It’s azure, cocksure and contains three minutes of some of the best blue-eyed soul since the Box Tops were in the charts. It starts some polite, fuzzy guitar, and some hip-shaking bass, and some subtle bongos in the background before singer Tracyanne Campbell comes in with her bookishly sexy vocals. It’s bright and effortlessly danceable. You’ll want to put the speakers in your apartment window.

But there’s another reason you’ll click straight to “Do It Again,” because it takes until then for Desire Lines to find its footing. The album opens with an annoying 30-second  intro, which welcomes four meandering songs, the best of which is “William’s Heart,” with some momentarily lovely harmony vocals over a shimmering post-punk synth and guitar bed. But like the owners of some new machine, the band finally figured out what the green button is for, and the second half of the record becomes a confident, moving collection.

This second act starts with the plaintive “Cri Du Coeur” and the indie-bossa nova “Every Weekday,” which clear the way for the trio of excellent songs that close Desire Lines. “I Missed Your Party,” is Dusty in Memphis-worthy, with a lovely arrangement of horns and strings and is gorgeously sung by Campbell.
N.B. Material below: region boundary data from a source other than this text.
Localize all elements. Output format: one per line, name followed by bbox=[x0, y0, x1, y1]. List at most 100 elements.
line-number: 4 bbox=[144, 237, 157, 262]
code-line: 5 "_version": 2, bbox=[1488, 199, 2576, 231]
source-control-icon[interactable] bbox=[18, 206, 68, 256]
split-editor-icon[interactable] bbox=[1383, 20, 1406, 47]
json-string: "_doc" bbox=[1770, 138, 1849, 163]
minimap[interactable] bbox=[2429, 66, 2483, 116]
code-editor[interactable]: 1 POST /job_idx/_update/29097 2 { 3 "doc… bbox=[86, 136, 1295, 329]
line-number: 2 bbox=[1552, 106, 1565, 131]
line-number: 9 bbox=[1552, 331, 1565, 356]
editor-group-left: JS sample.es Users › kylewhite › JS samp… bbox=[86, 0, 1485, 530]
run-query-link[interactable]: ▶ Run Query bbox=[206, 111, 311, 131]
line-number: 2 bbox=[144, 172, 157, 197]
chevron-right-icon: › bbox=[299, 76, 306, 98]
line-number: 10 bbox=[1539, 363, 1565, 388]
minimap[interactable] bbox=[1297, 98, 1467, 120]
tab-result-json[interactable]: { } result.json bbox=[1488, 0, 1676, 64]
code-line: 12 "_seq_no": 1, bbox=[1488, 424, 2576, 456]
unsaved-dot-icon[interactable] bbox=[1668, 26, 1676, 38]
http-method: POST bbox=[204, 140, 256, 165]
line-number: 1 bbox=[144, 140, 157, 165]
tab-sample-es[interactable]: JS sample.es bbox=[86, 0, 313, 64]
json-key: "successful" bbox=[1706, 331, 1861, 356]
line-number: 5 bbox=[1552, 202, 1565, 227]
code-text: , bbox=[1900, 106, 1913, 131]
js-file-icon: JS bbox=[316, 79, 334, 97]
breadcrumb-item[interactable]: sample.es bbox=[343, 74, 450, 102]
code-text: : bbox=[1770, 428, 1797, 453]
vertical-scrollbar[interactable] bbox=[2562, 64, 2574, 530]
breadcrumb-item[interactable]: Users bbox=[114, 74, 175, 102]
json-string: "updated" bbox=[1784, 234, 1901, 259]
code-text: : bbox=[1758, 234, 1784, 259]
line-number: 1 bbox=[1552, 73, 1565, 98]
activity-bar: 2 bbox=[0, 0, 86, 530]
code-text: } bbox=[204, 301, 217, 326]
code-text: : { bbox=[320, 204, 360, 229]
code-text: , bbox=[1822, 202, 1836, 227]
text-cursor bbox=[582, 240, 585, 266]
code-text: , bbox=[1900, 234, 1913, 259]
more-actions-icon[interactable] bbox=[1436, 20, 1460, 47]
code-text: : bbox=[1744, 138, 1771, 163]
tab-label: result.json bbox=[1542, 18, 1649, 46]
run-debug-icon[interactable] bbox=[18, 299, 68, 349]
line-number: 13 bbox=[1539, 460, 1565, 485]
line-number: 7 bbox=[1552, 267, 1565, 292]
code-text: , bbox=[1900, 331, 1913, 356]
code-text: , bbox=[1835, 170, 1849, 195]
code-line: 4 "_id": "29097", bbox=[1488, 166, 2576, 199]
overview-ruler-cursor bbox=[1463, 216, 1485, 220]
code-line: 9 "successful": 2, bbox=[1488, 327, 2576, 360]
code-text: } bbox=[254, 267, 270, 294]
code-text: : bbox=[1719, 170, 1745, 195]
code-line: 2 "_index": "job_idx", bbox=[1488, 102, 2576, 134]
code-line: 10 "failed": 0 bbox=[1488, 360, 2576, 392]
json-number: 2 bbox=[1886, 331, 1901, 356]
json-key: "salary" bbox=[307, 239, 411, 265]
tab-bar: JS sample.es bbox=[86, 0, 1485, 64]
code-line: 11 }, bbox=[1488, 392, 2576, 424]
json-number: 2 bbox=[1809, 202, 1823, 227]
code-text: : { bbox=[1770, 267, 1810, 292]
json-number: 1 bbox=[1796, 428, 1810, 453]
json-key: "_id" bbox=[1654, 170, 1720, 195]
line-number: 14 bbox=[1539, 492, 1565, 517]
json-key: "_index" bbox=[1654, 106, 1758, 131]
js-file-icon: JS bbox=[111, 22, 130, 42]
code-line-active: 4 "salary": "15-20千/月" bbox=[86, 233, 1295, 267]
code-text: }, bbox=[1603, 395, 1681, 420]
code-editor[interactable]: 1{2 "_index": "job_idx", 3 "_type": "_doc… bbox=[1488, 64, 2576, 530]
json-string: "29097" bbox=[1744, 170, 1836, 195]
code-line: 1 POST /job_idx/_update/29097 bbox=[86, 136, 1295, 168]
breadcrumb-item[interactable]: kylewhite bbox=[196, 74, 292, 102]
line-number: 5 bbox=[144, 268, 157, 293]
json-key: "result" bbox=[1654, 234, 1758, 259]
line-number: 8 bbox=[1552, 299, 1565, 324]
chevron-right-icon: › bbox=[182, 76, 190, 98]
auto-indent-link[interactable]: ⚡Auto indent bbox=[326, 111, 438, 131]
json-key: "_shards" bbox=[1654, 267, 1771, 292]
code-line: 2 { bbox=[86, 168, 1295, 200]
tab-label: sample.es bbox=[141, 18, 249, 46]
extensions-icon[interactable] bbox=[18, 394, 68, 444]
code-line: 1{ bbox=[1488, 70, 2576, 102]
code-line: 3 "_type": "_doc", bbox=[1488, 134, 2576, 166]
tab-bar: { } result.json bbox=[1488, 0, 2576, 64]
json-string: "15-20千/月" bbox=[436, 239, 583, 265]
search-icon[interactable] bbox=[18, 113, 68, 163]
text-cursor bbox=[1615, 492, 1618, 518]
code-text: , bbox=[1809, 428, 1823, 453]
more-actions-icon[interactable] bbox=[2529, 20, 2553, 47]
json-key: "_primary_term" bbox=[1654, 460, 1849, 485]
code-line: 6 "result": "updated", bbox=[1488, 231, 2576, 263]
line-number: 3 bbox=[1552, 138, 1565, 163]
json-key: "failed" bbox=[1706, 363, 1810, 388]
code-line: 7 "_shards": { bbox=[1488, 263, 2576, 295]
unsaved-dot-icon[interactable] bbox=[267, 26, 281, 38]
Camera Obscura returns to the post-punk territory they could lord over for hundred years on slyly breezy get-lost song, “Break It To You Gently” (“Darling I tried/ At least look on the bright side”).

The album closing title track is a stunner of song, with the best melodies on the album and sumptuous wordplay (“Shades of jacaranda/ the heart is a lonely hunter”) with sunset country pedal steel and piano flourishes. It suggests that maybe Camera Obscura have a great country record in them.